As the above discussion has demonstrated, concerns that higher interest rates and/or higher inflation could adversely impact the relative performance of low volatility stocks are not grounded in long- term empirical evidence. But is there any reason to believe that this time it might be different? So far, the data suggests not. In the current cycle, far from hindering the performance of low volatility stocks, the sharp rise in interest rates and inflation is helping low volatility strategies outperform broad market averages.

The outperformance is mainly the result of a lower exposure to overvalued growth stocks, which were heavily represented in broad market benchmarks at the onset of the current bear market. Today’s growth stocks are found in the information technology (IT), digital media, and consumer discretionary sectors, all of which have been disproportionately impacted by rising interest rates and inflation.

This trend is a reflection of the unique nature of the COVID-19 pandemic. The early stages of the pandemic created fertile ground for high duration, high beta, and highly leveraged growth stocks in the IT, digital media, and consumer discretionary sectors. This happened because work-from-home policies drove a spike in demand for these products and services and aggressive rate cuts lowered debt servicing costs for more highly leveraged growth stocks, while boosting the present value of their (often distant) future profits.

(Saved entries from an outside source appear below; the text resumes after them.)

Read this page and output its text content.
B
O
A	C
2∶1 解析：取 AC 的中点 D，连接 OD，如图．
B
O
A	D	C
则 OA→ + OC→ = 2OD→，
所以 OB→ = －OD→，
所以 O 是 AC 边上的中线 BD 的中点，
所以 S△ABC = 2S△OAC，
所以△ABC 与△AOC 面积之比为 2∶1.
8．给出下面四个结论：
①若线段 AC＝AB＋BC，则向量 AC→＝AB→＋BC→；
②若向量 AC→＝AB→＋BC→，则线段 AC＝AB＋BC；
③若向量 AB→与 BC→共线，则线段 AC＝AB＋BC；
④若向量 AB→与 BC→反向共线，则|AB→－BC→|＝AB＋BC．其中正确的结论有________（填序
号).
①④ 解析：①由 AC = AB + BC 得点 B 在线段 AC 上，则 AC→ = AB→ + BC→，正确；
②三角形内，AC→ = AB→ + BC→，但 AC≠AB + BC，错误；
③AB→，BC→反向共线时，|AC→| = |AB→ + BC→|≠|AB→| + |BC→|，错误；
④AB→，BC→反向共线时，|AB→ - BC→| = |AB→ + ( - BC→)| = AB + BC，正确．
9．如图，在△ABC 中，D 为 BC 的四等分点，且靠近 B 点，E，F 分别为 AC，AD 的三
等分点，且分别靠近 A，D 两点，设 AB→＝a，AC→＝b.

Growth stock valuations surged, with broad market indices becoming more concentrated in these areas.

However, these same trends reversed just as quickly when widespread vaccination began to ease the health crisis. As restrictions on various activities were lifted, marginal demand for tech products abated. And when economic growth recovered, inflation flared and the interest rate picture shifted rapidly. After two years of unprecedented monetary policy stimulus, central banks found themselves behind the curve in the spring of 2022, with robust demand, supply chain pressures, semiconductor shortages, and the war in Ukraine conspiring to drive up consumer prices.

Due to the risk of high inflation becoming entrenched – rather than just a transitory phenomenon – central banks abruptly turned hawkish, front-loading interest rate increases at a pace not seen since the 1970s. By mid-June of 2022, the U.S. 10-year Treasury yield had climbed to 3.5 per cent, its highest level in a decade, and up more than 300 basis points from its 2020 low. The fallout was swift for global fixed income and equity markets, with the S&P 500 and Nasdaq diving deep into bear market territory. Growth stocks were hit particularly hard, reflecting their higher leverage. Meanwhile, low volatility stocks and defensive sectors outperformed massively.

Looking Ahead

Over the last 70 years, low-volatility equities have outperformed in rising and falling interest rate environments. They have consistently outperformed during periods of sustained high inflation and they have variously outperformed and underperformed during short-term interest rate and inflation shocks. Although investors might want a simple answer, forecasting the relative performance of low volatility stocks is a complex exercise. It requires an understanding of the macro-economic forces driving changes in interest rates and inflation, as well as the shifting composition of low-volatility portfolios and broad market benchmarks through changing market environments.

Both Emin Baghramyan and Yuriy Bodjov are Vice-Presidents, Directors, and Senior Managers for Investment Research at TD Asset Management Inc.